Beyond the ramen, Kai do a mean Teriyaki Chicken with salad, rice and miso soup. The chicken is nice and crispy and the teriyaki sauce is perfect - neither too sweet or too salty. Comparing it to the same dish at Ohnamiya, Kai's is much more flavoursome, richer and cooked to a higher standard I'd expect in more mid to higher priced Japanese restaurants. This is generally one of Alissa's favourite regular orders when she's not in a noodles mood, though ironically it was me who ordered this when the photo was taken.
If you're particularly hungry/indecisive, the bento box is a fairly deluxe meal, with sashimi, mixed vegetable and seafood tempura, grilled fish, agedashi tofu, karaage, rice and pickle vegetables. All components are of an excellent standard and its a good way to get a decent tasting of what Kai have to offer.
Or if you want to focus on a single main dish, you can always share a side of the agedashi tofu, karaage, and our favourite side order - the grilled squid, which is so simple and yet is amazingly delicious. No photo of the squid this time, but we'll be sure to do another Kai update in the future with some of their other dishes.
The Verdict: Excellent
Considering their low price point, going to Kai is very much a no-brainer for Alissa and I on days when we can't be bothered to cook, and with Japanese this good so close to home we're proud regulars. I've read a few people say the service was below par, but I've always found the staff here to be very friendly; I particularly like how they knowingly say 'see you next time' when we leave the store. Oh yes, you will.

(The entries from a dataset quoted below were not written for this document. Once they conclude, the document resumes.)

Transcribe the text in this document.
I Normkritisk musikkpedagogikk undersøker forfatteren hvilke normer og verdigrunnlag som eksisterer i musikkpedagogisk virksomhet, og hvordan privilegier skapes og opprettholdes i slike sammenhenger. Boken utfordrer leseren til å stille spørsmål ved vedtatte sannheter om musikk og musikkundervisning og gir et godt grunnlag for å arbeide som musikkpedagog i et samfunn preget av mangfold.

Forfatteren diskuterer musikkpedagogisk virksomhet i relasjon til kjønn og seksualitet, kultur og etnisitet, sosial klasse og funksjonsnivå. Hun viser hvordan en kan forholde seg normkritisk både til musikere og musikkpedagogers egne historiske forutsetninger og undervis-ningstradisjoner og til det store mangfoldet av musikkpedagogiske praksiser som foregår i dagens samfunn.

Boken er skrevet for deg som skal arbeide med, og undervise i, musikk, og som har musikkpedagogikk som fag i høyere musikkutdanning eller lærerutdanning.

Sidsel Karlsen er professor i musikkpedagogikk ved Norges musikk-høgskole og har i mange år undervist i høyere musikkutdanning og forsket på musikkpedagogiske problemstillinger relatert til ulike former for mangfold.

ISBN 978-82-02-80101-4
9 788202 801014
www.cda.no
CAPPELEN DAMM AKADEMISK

Upon returning from Alissa and Don Eat Asia, I was worried that the tonkotsu ramen would not hold up. Sure, its not as refined as Ichiran's magnificent Hakata-style tonkotsu but its excellent in its own way, and the fact they do such a wide variety of other dishes so well is to their credit. Is it better than Nao and Dosukoi? I'm not prepared to call it just yet, but for true ramen aficionados who have tried Nao, Dosukoi and Arigataya, you need to pay Kai a visit to see for yourselves.